I looked at him in shock without blinking. Who is this man in front of me, what does he want from me.
"You can't talk to our mothers like that. Have some respect for them." Does he have the nerve to tell me that?
What did he, and everyone else, expect, that I would just listen and do everything as they told me. I will never humble myself enough to please someone who doesn't care about me.
I put my hands on his chest, which surprised him, and I pushed him away from me with all my strength. I slapped him.
"Respect? What kind of respect are you talking about? Do you think that the people who turned their backs on me deserved it? You never, ever mentioned respect to me again, because you all around me don't have it. You don't respect me as a person, you don't respect my wishes, you ruined my life. The day I married you is the end of a happy life for me. You are not and you will never be a person for me." I almost spit on him. I don't know what hit me. It was as if the devil had entered me.
This is not me. I'm scared and I just want to be alone.
Damien just looked at me and didn't say a word. When he's calm, he's not good.

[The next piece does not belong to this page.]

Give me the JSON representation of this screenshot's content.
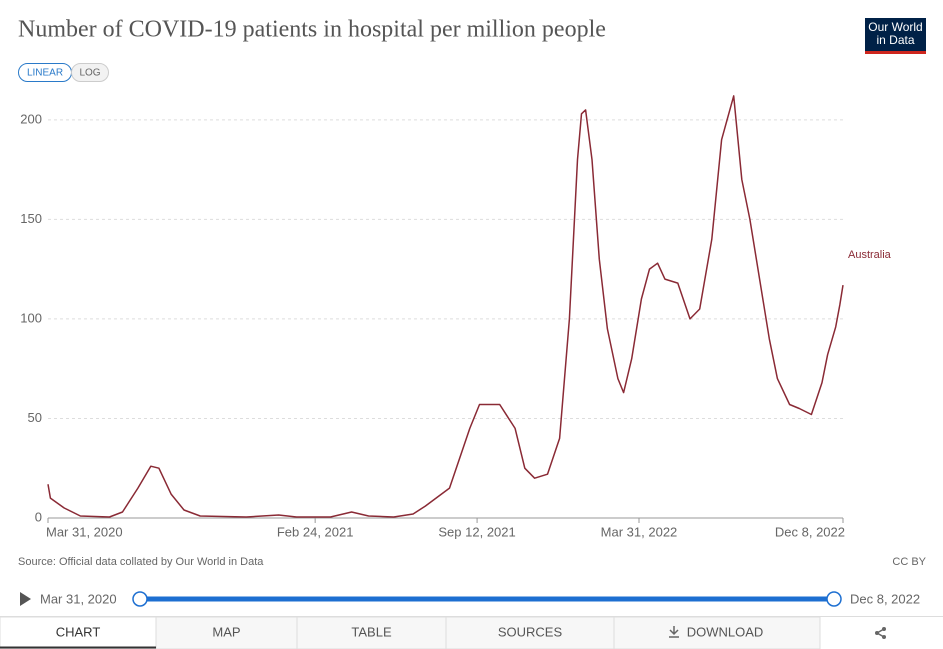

"You are not mature and adult enough to be able to find out and accept some things that are around you, because by your childish behavior, I can see that you are not yet ready to hear what you need to know." Is he talking about the one from the kitchen?
"How do you know that? Maybe I really am." I answered him confidently, without thinking at all.
Am ai stupid to him?
"You're not, because if you were, you wouldn't be behaving the way you are. How old are you when you have to slap me to blow off some steam. That's what spoiled and weak girls do." How dare he tell me that.
"You..." I hate this man.
I hate him. I hate him. I hate him.
How can he be so conceited, as if he is the king of the world.
Can't he see how he looks when he talks like that. He looks like the biggest fool.
"Where did it get stuck? Did you want to tell me something?" He provoked me.
"Just shut up, please. I can't listen to your voice anymore, it makes me sick." I went to the bed to sit down because I don't intend to stand on my feet to listen to his nonsense.
Half a meter before I could reach the bed, he grabbed my hand and pulled me to him.
"You say you're mature?" He asked me. What should that mean now?
"Yes, as you can see." I answered him, standing firmly behind my answer.
I'm not a child.
"Excellent, I'm glad. Then we can use this evening as our first wedding night." Wedding night!?!?? With him?
No way. What does that have to do with whether I'm mature enough?
"You are sick!" I told him.
He let go of my hand and took off his shirt, remaining in his pants.
"What are you doing!? Are you crazy?" I asked him, on the verge of dying on the spot.
"Are you afraid to give in to your husband? Sex is a normal thing, and every normal couple does it, and we haven't enjoyed our bodies yet." I'm going to die now. Now right away.
"You and I are not a normal couple, you and I don't love each other. Forget about sex." I answered him and took a step back, but as always, luck was not on my side.